Friday, August 14, 2009

The little things....

The joy of little things....like bubbles. That's what I have to remember sometimes when I'm in the midst of feeling anxious and making perpetual mental to-do lists.

It's another busy week. I have been experiencing a constant nagging that I am not doing enough. I feel dismayed not to have done projects that I have set my mind to do. I don't know whether I procrastinate or whether two young kids does indeed keep me crazy busy - especially with no help around, and when one of them has extra needs. I don't even have time to continue my mid-life crisis...which started a few years ago. Or maybe that's what my anxieties largely consist of. Not getting any time to myself to pursue the interests that I enjoy.

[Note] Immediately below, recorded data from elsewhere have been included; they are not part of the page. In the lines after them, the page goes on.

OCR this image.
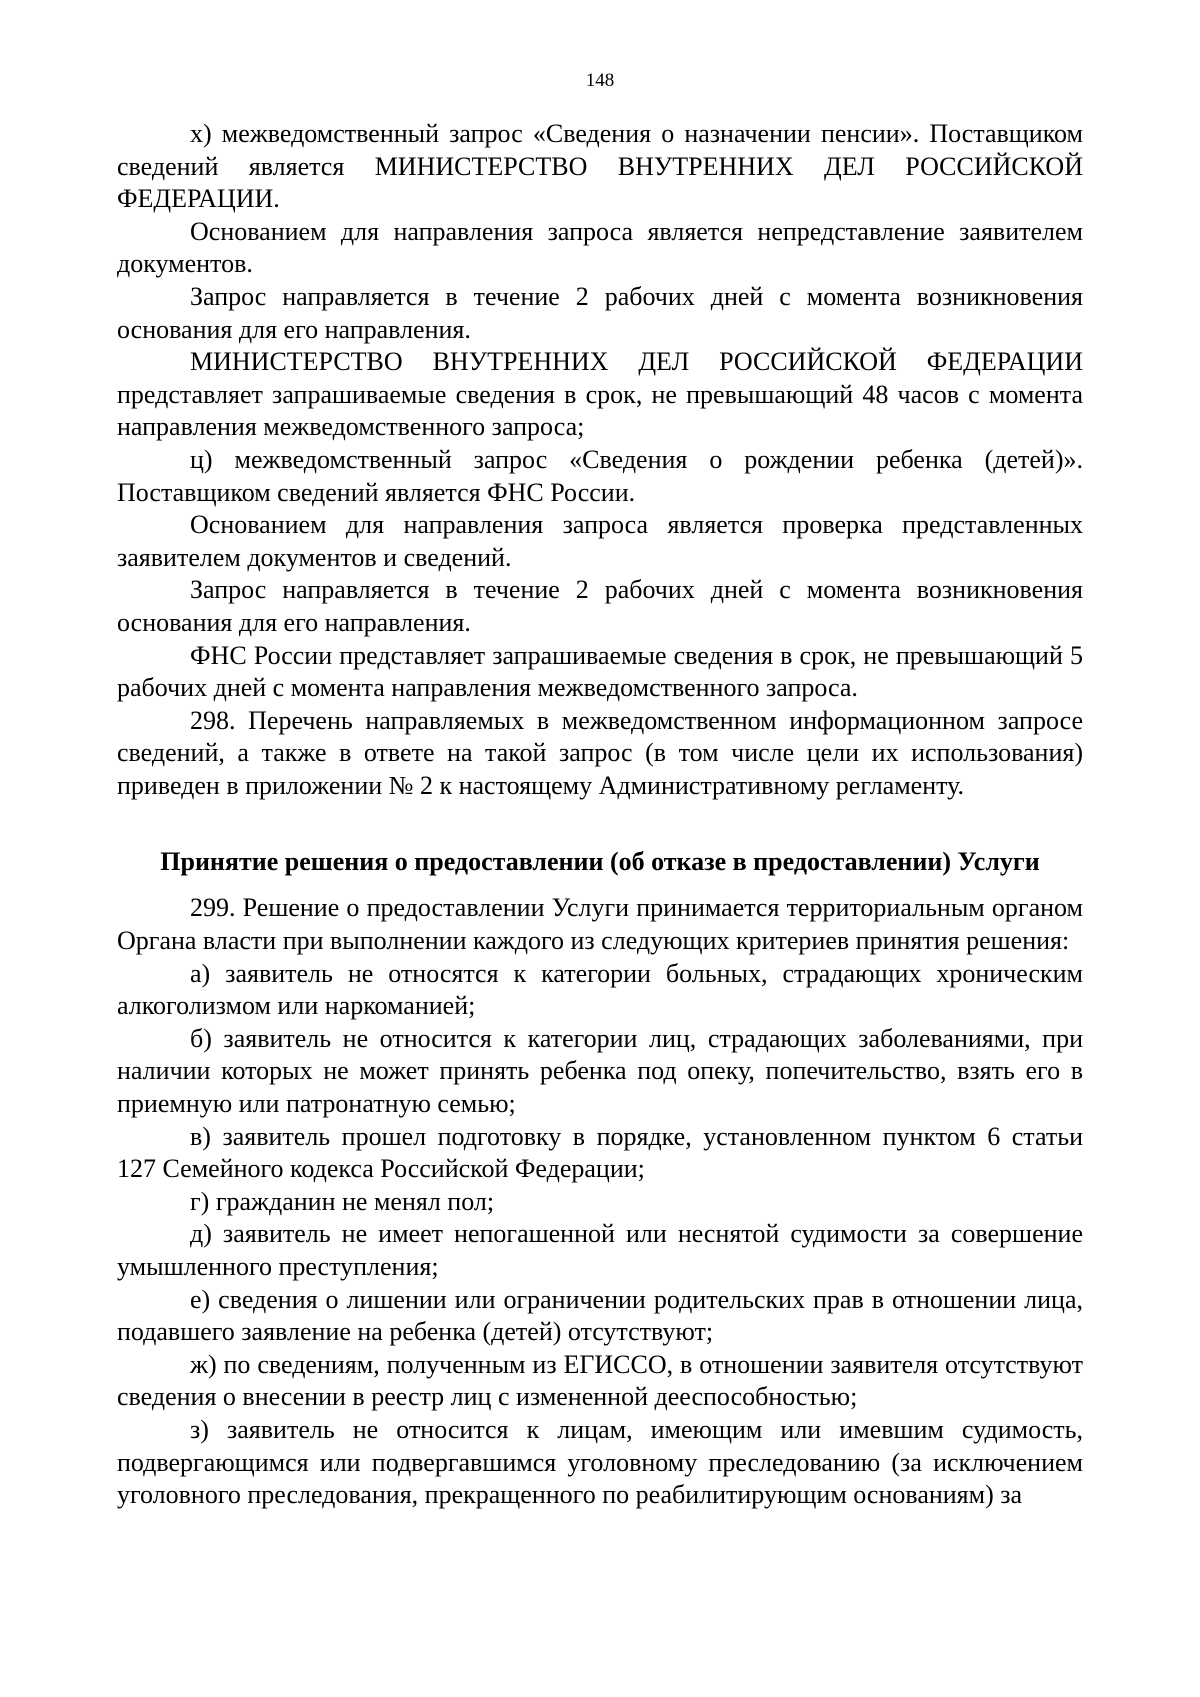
148

х) межведомственный запрос «Сведения о назначении пенсии». Поставщиком сведений является МИНИСТЕРСТВО ВНУТРЕННИХ ДЕЛ РОССИЙСКОЙ ФЕДЕРАЦИИ.

Основанием для направления запроса является непредставление заявителем документов.

Запрос направляется в течение 2 рабочих дней с момента возникновения основания для его направления.

МИНИСТЕРСТВО ВНУТРЕННИХ ДЕЛ РОССИЙСКОЙ ФЕДЕРАЦИИ представляет запрашиваемые сведения в срок, не превышающий 48 часов с момента направления межведомственного запроса;

ц) межведомственный запрос «Сведения о рождении ребенка (детей)». Поставщиком сведений является ФНС России.

Основанием для направления запроса является проверка представленных заявителем документов и сведений.

Запрос направляется в течение 2 рабочих дней с момента возникновения основания для его направления.

ФНС России представляет запрашиваемые сведения в срок, не превышающий 5 рабочих дней с момента направления межведомственного запроса.

298. Перечень направляемых в межведомственном информационном запросе сведений, а также в ответе на такой запрос (в том числе цели их использования) приведен в приложении № 2 к настоящему Административному регламенту.

Принятие решения о предоставлении (об отказе в предоставлении) Услуги

299. Решение о предоставлении Услуги принимается территориальным органом Органа власти при выполнении каждого из следующих критериев принятия решения:

а) заявитель не относятся к категории больных, страдающих хроническим алкоголизмом или наркоманией;

б) заявитель не относится к категории лиц, страдающих заболеваниями, при наличии которых не может принять ребенка под опеку, попечительство, взять его в приемную или патронатную семью;

в) заявитель прошел подготовку в порядке, установленном пунктом 6 статьи 127 Семейного кодекса Российской Федерации;

г) гражданин не менял пол;

д) заявитель не имеет непогашенной или неснятой судимости за совершение умышленного преступления;

е) сведения о лишении или ограничении родительских прав в отношении лица, подавшего заявление на ребенка (детей) отсутствуют;

ж) по сведениям, полученным из ЕГИССО, в отношении заявителя отсутствуют сведения о внесении в реестр лиц с измененной дееспособностью;

з) заявитель не относится к лицам, имеющим или имевшим судимость, подвергающимся или подвергавшимся уголовному преследованию (за исключением уголовного преследования, прекращенного по реабилитирующим основаниям) за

Or perhaps I have to learn how to knit, read, play flute while I am at the park, cooking dinner, or changing diapers! And speaking of food. That seems to be the largest part of my day...buying it, preparing it, cooking it...giving the kids meals, snacks...the never-ending dreaded question, "what's shall we have for dinner?" And Bronwyn and River are very picky eaters - River in particular will eat only about 6 things. Bronwyn is better - but she prefers bland food. I find myself preparing 3 separate dinners on most days. Today the kids seem under the weather. By the time Mark gets home I will be huddled in a corner...jabbering nonsense. Eeek....am I a harried housewife?